Bug 21574 - [XP3.0] C0 control characters in XPath expressions
Summary: [XP3.0] C0 control characters in XPath expressions
Status: RESOLVED FIXED
Alias: None
Product: XPath / XQuery / XSLT
Classification: Unclassified
Component: XPath 3.0 (show other bugs)
Version: Candidate Recommendation
Hardware: PC All
: P2 normal
Target Milestone: ---
Assignee: Jonathan Robie
QA Contact: Mailing list for public feedback on specs from XSL and XML Query WGs
URL:
Whiteboard:
Keywords:
Depends on:
Blocks:
 
Reported: 2013-04-03 20:08 UTC by Michael Kay
Modified: 2013-05-07 16:20 UTC (History)
0 users

See Also:


Attachments

Description Michael Kay 2013-04-03 20:08:38 UTC
J2.1 item 2 states "Adopted the XML restriction that control characters #x1 to #x1F and 0x7F to 0x9F cannot appear in unescaped form in an XQuery.
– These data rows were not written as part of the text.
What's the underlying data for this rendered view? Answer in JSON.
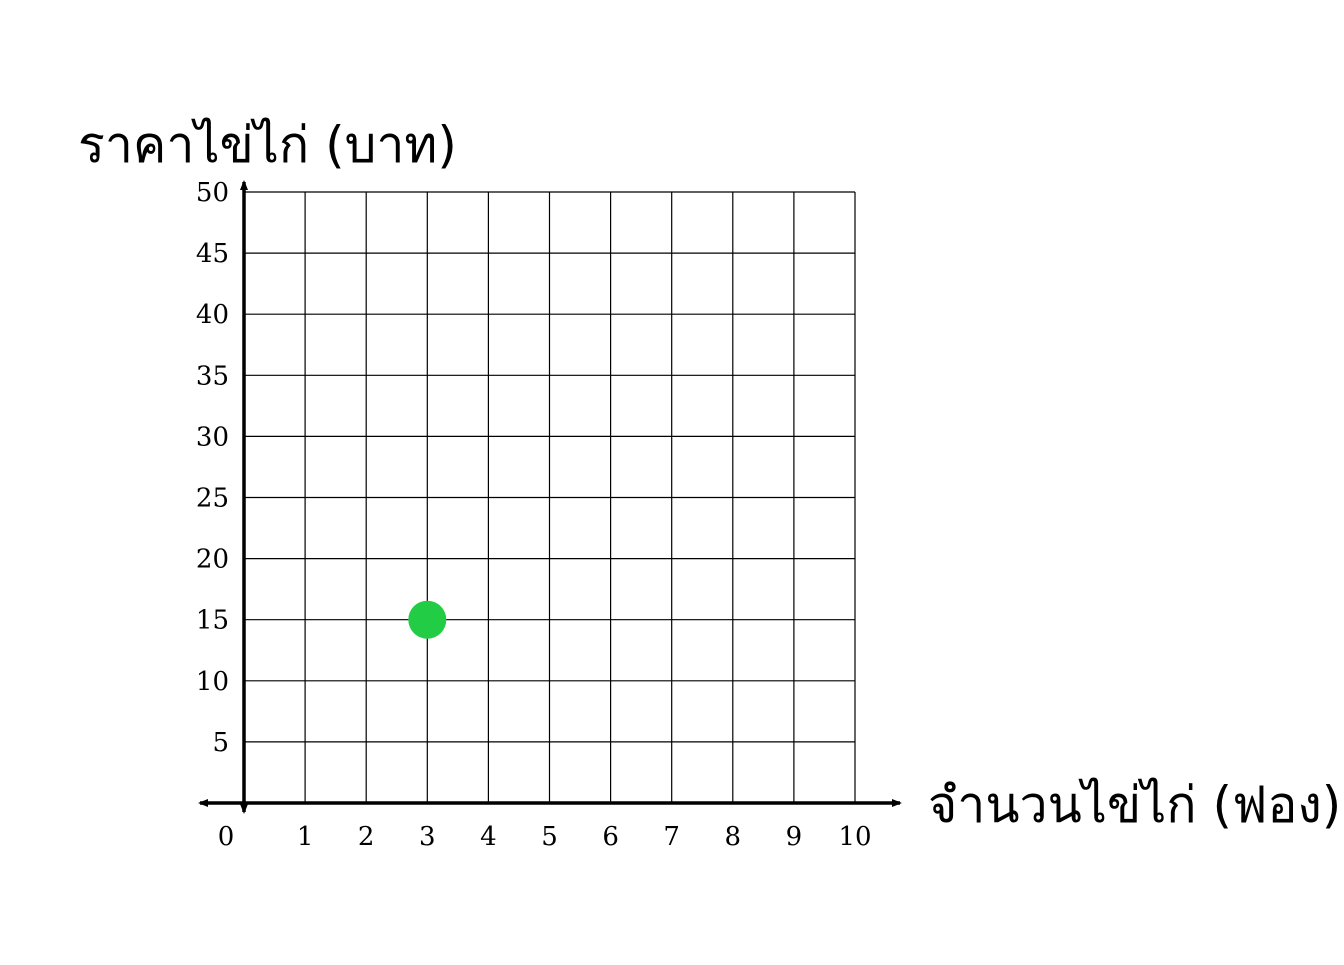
{
  "chart_data": {
    "type": "scatter",
    "xlabel": "จำนวนไข่ไก่ (ฟอง)",
    "ylabel": "ราคาไข่ไก่ (บาท)",
    "xlim": [
      0,
      10
    ],
    "ylim": [
      0,
      50
    ],
    "x_ticks": [
      "0",
      "1",
      "2",
      "3",
      "4",
      "5",
      "6",
      "7",
      "8",
      "9",
      "10"
    ],
    "y_ticks": [
      "5",
      "10",
      "15",
      "20",
      "25",
      "30",
      "35",
      "40",
      "45",
      "50"
    ],
    "grid": true,
    "points": [
      {
        "x": 3,
        "y": 15
      }
    ],
    "colors": {
      "point": "#22cc44",
      "grid": "#000000",
      "axis": "#000000"
    }
  }
}
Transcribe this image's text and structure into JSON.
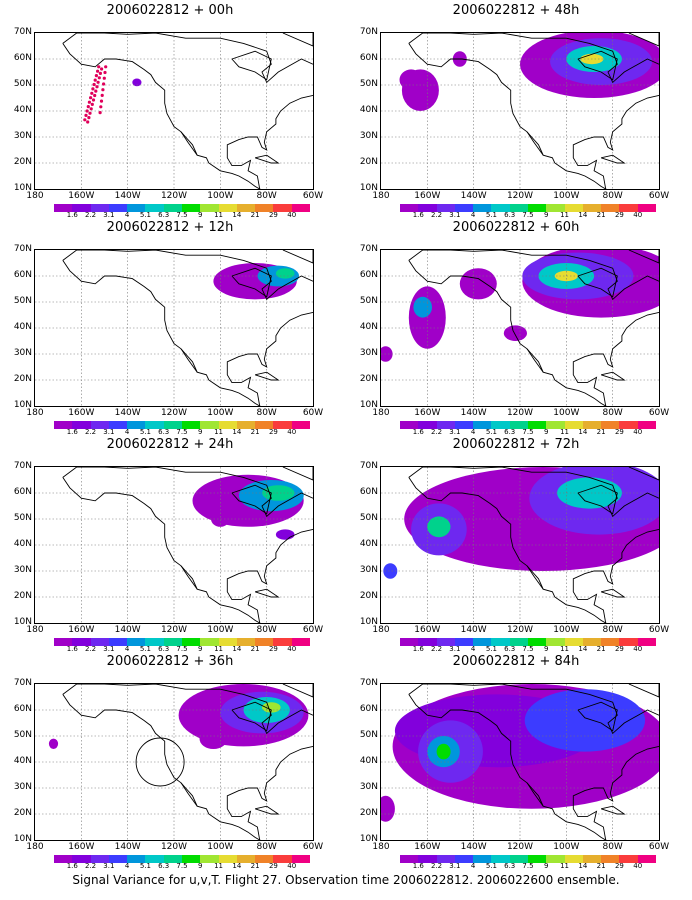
{
  "panels": [
    {
      "title": "2006022812 + 00h",
      "level": 0,
      "track": true,
      "circle": false
    },
    {
      "title": "2006022812 + 48h",
      "level": 4,
      "track": false,
      "circle": false
    },
    {
      "title": "2006022812 + 12h",
      "level": 1,
      "track": false,
      "circle": false
    },
    {
      "title": "2006022812 + 60h",
      "level": 5,
      "track": false,
      "circle": false
    },
    {
      "title": "2006022812 + 24h",
      "level": 2,
      "track": false,
      "circle": false
    },
    {
      "title": "2006022812 + 72h",
      "level": 6,
      "track": false,
      "circle": false
    },
    {
      "title": "2006022812 + 36h",
      "level": 3,
      "track": false,
      "circle": true
    },
    {
      "title": "2006022812 + 84h",
      "level": 7,
      "track": false,
      "circle": false
    }
  ],
  "lat_labels": [
    "70N",
    "60N",
    "50N",
    "40N",
    "30N",
    "20N",
    "10N"
  ],
  "lon_labels": [
    "180",
    "160W",
    "140W",
    "120W",
    "100W",
    "80W",
    "60W"
  ],
  "colorbar": {
    "labels": [
      "1.6",
      "2.2",
      "3.1",
      "4",
      "5.1",
      "6.3",
      "7.5",
      "9",
      "11",
      "14",
      "21",
      "29",
      "40"
    ],
    "colors": [
      "#a000c8",
      "#8200dc",
      "#6e28f0",
      "#3c3cff",
      "#0096dc",
      "#00c8c8",
      "#00d28c",
      "#00dc00",
      "#a0e632",
      "#e6dc32",
      "#e6af2d",
      "#f08228",
      "#fa3c3c",
      "#f00082"
    ]
  },
  "caption": "Signal Variance for u,v,T. Flight 27. Observation time 2006022812. 2006022600 ensemble."
}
Resolves Bug 14921." This statement is inappropriate in the XPath specification, and raises the question of what the correct statement should be.

Bug 14921, which led to this XQuery change, had nothing to say about XPath.

Section 2 Basics says simply: "The basic building block of XPath 3.0 is the expression, which is a string of [Unicode] characters".

A1.2, constraint xml-version, says: "XML 1.0 and XML 1.1 differ in their handling of C0 control characters (specifically #x1 through #x1F, excluding #x9, #xA, and #xD) and C1 control characters (#x7F through #x9F). In XML 1.0, these C0 characters are prohibited, and the C1 characters are permitted. In XML 1.1, both sets of control characters are permitted, but only if written as character references. It is RECOMMENDED that implementations should follow the XML 1.1 rules in this respect; however, for backwards compatibility with XPath 2.0, implementations MAY allow C1 control characters to be used directly."

This recommendation doesn't make sense for XPath, because character references don't exist in XPath and therefore C0 and C1 characters cannot be written as character references.

In practice XPath is often embedded in XML, and characters written as character references will therefore be ordinary Unicode characters by the time the XPath parser sees them. Therefore I propose that XPath expressions should allow any Unicode character legal in XML, subject only to constraints imposed by the host language.
Comment 1 Jonathan Robie 2013-05-07 16:17:18 UTC
I agree.
Comment 2 Jonathan Robie 2013-05-07 16:20:23 UTC
The Working Group has agreed to this change.